The fallout from key Wall Street watchers in Congress was also swift. Senator Elizabeth Warren said in a released statement:
“The SEC’s new rules make it easier for Wall Street to cheat families out of their hard-earned life savings. The rules fail to ban conflicts of interest, leave open gaping loopholes, and, despite their deceptive name, don’t require financial professionals to put investors’ interests ahead of their own. American workers are facing a retirement crisis — the SEC should be strengthening protections for investors, not giving the green light for investment professions to trick them into buying harmful, costly products.”
Warren had seen this day coming, writing an OpEd for Bloomberg News in August of last year to address the issue. In the piece, Warren wrote:
“Your lawyer can’t take money from your opponent to give you bad legal advice. If you’re on Medicare, your doctor can’t take kickbacks from drug manufacturers for prescribing their drugs. But, under current law, your broker-dealer can receive monetary rewards and other perks for recommending certain investment products, even if those products aren’t in your best interest…

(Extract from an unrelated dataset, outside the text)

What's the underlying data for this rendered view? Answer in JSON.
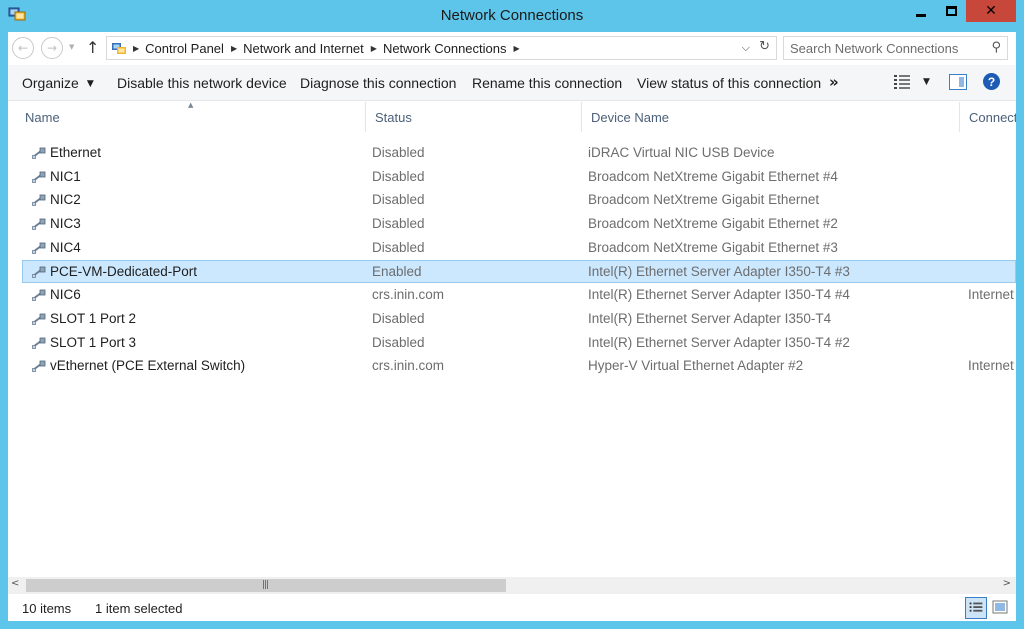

“Instead of eliminating many of the worst conflicts, the proposal only requires brokers to mitigate and disclose them. So, for example, harmful practices like quotas for the sale of in-house products or contests for hitting certain sales thresholds could continue, even though they encourage brokers to push subpar products so they can collect their rewards from the companies selling them.”
There is a very real retirement savings crisis in America and selling conflicted, higher fee investments to those struggling to create a nest egg will continue to have a devastating impact on seniors living in poverty in the richest country in the world.

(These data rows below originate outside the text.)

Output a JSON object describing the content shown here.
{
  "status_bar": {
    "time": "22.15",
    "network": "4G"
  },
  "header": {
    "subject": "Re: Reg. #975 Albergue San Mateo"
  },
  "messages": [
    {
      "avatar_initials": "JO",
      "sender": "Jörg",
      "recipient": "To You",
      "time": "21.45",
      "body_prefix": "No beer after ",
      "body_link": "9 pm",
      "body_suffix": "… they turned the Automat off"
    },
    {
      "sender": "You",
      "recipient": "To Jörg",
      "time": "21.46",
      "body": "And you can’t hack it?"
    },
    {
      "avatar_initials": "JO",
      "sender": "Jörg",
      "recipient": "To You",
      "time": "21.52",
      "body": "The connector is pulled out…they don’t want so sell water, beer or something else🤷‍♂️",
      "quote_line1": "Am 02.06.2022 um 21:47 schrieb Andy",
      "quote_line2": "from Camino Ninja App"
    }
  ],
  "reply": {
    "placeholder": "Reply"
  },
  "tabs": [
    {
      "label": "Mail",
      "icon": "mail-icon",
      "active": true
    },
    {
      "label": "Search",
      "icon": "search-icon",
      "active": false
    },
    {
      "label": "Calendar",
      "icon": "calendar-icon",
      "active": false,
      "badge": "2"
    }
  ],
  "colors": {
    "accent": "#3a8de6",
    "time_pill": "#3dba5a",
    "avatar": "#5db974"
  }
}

As the PBS program, Frontline, detailed in 2013, if you work for 50 years and receive the typical long-term return of 7 percent on your 401(k) plan and your fees are 2 percent, almost two-thirds of your account will go to Wall Street. We checked the math and reported as follows:
“Pull up a compounding calculator on line. Take an account with a $100,000 balance and compound it at 7 percent for 50 years. That gives you a return of $3,278,041.36. Now change the calculation to a 5 percent return (reduced by the 2 percent annual fee) for the same $100,000 over the same 50 years. That delivers a return of $1,211,938.32. That’s a difference of $2,066,103.04 – the same 63 percent reduction in value that [Frontline’s] example showed.”
It may well be that Clayton underestimated the backlash he was going to receive from this travesty of a “Best Interest” rule. As AARP educates its 38 million members as to what just happened, Clayton’s handiwork may well result in Americans closing their accounts at the nation’s brokerage firms and heading for low-fee, passive index funds.